Module 2: Chunk Atomicity and Inference Cost

Module 2 of 9

What This Teaches

Why multi-fact chunks fail retrieval.

This module explains the data engineering principle: each chunk is a row, and each row should answer one question. Related: Crouton Specification

Data Engineering Framing

Each chunk is a row.

Each row should answer one question.

This is not content writing. This is schema design for retrieval systems.

Inference Cost Principle

If an LLM must:

  • resolve pronouns
  • infer scope
  • merge facts
  • assume context

It increases:

  • CPU cost
  • hallucination risk
  • citation avoidance

LLMs avoid citing content that requires inference. They prefer explicit, self-contained facts.

Prechunking Rule

One chunk = one assertion = one retrieval target.

If a chunk contains multiple facts, split it. If a chunk requires context, make the context explicit within the chunk.

Optional Operator Task

Task: Take a narrative paragraph from any existing page. Extract exactly five atomic facts (croutons) from it. Each fact must be a single declarative sentence.

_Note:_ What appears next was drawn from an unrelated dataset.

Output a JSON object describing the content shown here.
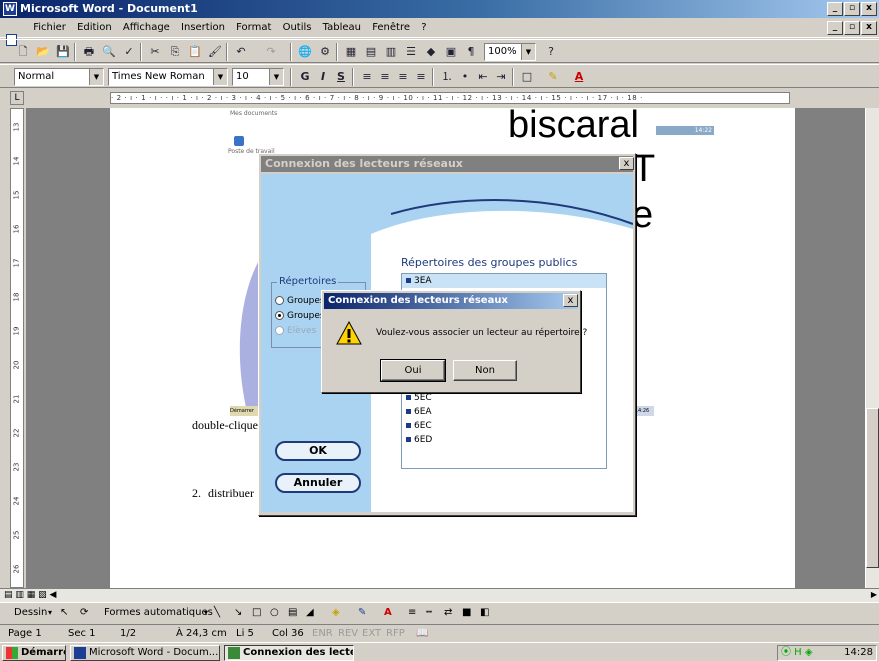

Constraint: No fact may contain pronouns, conjunctions, or implied context. Each fact must explicitly name all entities and relationships.

What success looks like: You produce five sentences where each sentence can be read in isolation without ambiguity. If a sentence requires the previous sentence to be understood, it's not atomic.

This task is optional. No submission required. No validation. Use it to convert theory into applied thinking.